Nick on the rocks--Washington State


Lava flows display a variety of columns, often with a stratigraphic pattern.  Colonnade is a coarser, more regular pattern often found at the base of the flow.  Entablature is more irregular, and often found near the top. Sometimes there is a sandwich Colonnade-entablature-colonnade structure like this one (Long & Wood, 1986).

Studies of the formation of columns in lavas are also important to the appreciation of the Isle Royale occurrences. The recognition of the role of water infiltration in the formation of certain kinds of entablature jointing (see above) in the Columbia River Flood basalts by Long & Wood, 1986 was an especially important insight (see Iceland examples especially), as was the detailed work on column formation by DeGraff and Aydin (1993) and DeGraff et al. (1989). The work by Goff (1996) provides information on vesicle cylinders in lavas for the Isle Royale occurrences. Green's (1989) paper on the physical volcanology of the North Shore Volcanics gives a valuable comparison with rocks associated closely in time and space with the Isle Royale PLV.

The photo groups that follow show examples of sites around the world where columns have formed as a result of cooling lavas or tuffs.  The differences in styles of the joints reflect differing environmental conditions.

Iceland:  Basaltic flood basalts with typical columnar joints

Giant’s: Coastal exposure of columnar basalt, at Giant’s Causeway, County Antrim, N Ireland. This is a world heritage site. Age of the lavas is Paleogene (50-60 ma).

Taos: Flood basalts filling the Rio Grande Rift valley, N of Taos NM

Bend:  Columbia River Flood basalt flow with entablature/collonade jointing, interpreted as the results of flooding by a river over the top of a cooling flood basalt. Bend, Oregon USA

Banos:  Andesite Flow near Tungurahua Volcano, Ecuador: Colonade and Entablature

Yellowstone: Basaltic flows and dikes of the Yellowstone Caldera, Wyoming USA

Caja: Ponded basaltic lava with complex columnar joint patterns, Buckman Road between Santa Fe and the Rio Grande.  Rio Grande Rift lavas, N New Mexico.

Boquete: Andesite flow near Boquete, Panama

CoastalPa:  Welded tuff of andesitic (?) composition and Tertiary age, exhibiting irregular jointing patterns. Western Panama

Paradise:  Columnar jointed andesite from Mt Rainier, Washington, USA.
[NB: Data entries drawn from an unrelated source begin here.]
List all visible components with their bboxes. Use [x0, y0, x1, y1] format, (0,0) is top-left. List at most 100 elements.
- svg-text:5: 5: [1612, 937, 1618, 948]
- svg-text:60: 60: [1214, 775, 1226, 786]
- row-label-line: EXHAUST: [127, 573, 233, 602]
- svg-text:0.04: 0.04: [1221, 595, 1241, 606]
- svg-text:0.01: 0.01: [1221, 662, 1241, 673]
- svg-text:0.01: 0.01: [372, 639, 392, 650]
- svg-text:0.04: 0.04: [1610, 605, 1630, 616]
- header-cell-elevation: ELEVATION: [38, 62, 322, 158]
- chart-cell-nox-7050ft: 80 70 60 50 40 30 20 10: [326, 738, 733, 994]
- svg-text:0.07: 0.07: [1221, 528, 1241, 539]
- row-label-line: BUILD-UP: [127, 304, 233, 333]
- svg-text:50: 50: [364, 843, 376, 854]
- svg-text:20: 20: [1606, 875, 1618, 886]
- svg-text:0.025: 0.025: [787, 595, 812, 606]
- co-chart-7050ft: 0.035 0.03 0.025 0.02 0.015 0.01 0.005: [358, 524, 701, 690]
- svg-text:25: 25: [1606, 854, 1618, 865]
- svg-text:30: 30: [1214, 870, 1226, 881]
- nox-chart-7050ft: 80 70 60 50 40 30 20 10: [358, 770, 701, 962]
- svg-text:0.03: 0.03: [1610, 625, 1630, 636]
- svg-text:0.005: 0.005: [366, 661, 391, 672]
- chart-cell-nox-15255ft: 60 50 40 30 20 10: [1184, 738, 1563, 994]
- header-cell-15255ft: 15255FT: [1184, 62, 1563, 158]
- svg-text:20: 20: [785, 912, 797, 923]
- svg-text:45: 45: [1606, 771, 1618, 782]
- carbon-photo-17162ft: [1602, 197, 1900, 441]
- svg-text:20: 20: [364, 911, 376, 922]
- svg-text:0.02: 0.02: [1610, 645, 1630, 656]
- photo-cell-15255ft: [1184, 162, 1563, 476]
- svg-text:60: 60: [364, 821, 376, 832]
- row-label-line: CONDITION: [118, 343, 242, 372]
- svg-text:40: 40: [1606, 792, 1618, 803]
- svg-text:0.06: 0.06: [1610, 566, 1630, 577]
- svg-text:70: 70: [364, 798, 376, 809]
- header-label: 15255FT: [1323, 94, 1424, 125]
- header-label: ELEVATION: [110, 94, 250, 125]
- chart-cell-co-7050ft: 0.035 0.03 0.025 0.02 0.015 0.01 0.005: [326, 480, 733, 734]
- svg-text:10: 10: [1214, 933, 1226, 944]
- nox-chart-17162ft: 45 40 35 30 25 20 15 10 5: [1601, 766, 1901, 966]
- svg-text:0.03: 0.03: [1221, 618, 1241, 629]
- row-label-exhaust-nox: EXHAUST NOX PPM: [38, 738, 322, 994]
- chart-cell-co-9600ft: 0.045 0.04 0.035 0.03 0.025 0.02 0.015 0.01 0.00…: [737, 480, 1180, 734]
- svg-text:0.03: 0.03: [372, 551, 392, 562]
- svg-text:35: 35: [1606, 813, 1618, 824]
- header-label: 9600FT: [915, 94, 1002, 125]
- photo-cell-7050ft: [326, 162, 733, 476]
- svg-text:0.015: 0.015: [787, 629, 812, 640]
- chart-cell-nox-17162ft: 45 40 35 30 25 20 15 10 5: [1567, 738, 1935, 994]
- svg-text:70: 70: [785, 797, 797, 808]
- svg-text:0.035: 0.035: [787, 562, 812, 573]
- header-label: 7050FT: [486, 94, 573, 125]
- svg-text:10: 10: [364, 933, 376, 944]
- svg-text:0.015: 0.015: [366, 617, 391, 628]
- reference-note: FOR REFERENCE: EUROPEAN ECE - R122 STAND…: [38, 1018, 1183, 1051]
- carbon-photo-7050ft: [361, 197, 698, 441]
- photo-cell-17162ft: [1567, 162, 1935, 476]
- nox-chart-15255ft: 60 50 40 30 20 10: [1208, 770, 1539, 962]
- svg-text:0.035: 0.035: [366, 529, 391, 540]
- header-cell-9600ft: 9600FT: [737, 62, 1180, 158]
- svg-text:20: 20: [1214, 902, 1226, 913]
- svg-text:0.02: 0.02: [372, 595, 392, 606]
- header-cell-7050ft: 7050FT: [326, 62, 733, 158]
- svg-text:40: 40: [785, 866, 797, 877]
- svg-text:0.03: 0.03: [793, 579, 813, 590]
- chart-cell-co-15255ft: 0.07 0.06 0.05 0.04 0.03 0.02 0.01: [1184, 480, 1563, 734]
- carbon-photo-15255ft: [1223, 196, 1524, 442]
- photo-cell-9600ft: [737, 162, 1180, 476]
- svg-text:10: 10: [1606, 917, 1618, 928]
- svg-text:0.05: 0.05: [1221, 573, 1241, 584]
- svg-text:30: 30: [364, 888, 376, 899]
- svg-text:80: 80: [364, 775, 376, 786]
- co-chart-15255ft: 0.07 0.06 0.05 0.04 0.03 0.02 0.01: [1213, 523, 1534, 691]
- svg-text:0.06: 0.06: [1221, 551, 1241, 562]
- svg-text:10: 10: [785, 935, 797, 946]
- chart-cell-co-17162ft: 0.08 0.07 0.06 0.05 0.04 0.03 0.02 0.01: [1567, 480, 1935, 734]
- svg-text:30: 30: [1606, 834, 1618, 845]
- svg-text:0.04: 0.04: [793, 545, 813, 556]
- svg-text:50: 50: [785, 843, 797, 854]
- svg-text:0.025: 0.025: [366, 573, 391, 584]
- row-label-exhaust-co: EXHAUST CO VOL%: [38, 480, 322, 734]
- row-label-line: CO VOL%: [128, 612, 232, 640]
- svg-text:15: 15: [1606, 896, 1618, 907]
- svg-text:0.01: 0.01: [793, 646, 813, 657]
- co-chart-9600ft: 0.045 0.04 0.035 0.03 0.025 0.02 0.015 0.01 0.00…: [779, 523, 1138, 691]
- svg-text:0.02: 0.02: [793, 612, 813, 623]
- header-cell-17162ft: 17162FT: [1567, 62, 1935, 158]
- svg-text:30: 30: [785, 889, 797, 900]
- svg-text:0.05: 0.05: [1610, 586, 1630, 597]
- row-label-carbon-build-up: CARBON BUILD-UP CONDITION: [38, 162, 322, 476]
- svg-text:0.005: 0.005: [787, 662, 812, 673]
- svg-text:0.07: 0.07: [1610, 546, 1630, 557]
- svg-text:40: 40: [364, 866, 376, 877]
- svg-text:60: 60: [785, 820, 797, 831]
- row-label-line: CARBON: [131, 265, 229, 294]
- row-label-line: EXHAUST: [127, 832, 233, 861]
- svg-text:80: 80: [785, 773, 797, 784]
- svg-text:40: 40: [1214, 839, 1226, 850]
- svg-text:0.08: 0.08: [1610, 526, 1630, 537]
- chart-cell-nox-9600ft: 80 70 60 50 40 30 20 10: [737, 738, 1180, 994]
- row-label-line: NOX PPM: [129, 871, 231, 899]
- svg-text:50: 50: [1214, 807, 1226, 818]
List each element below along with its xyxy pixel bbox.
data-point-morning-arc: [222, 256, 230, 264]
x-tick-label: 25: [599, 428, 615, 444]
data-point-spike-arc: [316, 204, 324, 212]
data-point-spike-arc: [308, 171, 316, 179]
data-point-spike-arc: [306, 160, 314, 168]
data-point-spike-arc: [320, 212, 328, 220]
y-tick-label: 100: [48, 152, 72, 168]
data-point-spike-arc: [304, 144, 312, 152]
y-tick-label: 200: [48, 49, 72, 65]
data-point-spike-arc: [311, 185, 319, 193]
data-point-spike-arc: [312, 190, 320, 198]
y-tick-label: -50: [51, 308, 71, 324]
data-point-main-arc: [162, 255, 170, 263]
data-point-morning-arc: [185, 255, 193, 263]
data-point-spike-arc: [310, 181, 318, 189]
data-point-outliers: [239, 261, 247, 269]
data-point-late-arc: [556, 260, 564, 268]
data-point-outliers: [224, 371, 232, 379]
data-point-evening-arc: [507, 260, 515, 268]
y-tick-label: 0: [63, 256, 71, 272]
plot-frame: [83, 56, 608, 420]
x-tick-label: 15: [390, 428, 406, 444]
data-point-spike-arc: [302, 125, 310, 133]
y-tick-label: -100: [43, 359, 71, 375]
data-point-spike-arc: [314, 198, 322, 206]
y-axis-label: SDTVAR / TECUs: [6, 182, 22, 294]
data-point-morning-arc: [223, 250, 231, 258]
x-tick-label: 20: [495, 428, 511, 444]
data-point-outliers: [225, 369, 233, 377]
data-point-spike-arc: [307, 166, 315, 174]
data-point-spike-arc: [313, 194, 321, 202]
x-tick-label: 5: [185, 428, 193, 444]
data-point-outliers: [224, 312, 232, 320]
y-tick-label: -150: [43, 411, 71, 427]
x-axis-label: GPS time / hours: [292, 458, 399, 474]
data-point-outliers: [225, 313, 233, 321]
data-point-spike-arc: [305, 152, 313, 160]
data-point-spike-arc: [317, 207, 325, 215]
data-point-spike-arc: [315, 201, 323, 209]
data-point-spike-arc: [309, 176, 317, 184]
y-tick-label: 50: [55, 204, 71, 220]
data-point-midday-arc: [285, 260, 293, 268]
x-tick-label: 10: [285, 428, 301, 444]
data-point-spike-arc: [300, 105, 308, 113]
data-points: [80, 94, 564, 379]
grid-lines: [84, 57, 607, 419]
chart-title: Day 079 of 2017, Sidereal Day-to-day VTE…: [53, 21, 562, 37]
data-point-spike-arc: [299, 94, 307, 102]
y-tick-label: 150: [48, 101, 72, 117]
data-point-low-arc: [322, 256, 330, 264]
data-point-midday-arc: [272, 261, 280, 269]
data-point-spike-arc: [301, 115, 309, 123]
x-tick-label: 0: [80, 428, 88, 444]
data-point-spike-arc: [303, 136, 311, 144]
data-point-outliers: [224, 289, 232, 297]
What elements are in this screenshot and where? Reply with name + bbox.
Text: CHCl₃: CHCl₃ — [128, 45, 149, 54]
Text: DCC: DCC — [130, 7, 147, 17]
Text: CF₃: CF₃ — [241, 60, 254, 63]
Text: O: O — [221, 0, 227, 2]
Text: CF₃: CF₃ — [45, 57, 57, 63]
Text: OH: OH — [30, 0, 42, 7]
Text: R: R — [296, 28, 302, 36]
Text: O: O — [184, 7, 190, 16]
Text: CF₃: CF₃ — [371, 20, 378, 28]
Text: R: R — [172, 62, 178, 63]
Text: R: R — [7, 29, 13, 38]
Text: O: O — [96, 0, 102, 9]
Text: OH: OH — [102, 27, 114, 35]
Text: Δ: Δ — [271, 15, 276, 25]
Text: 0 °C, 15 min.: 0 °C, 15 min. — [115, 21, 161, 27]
Toto:  Andesite flow near Totonicapan, Western Guatemalan Highlands

Teide: Trachyte lava flows and dikes, Teide Volcano, Canaries, Spain/Africa

Iceland Dike: Thin basaltic dike with perpendicular polygonal joints.  S Iceland.

Thera:  Mafic dikes and lavas in caldera wall of Santorini, Greece

Tuliere: Mafic intrusions with perpendicular columnar joints, France

Chiricahua: Welded tuffs with large columnar joints, SE Arizona

Bishop: Irregular jointing in Rhyolitic Bishop Tuff, Long Valley, California


Like mudcracks, columnar joints form from volume contraction. In the mudcracks, volume decreases with drying, in lava flows or volcanic tuffs it is cooling that drives the contraction.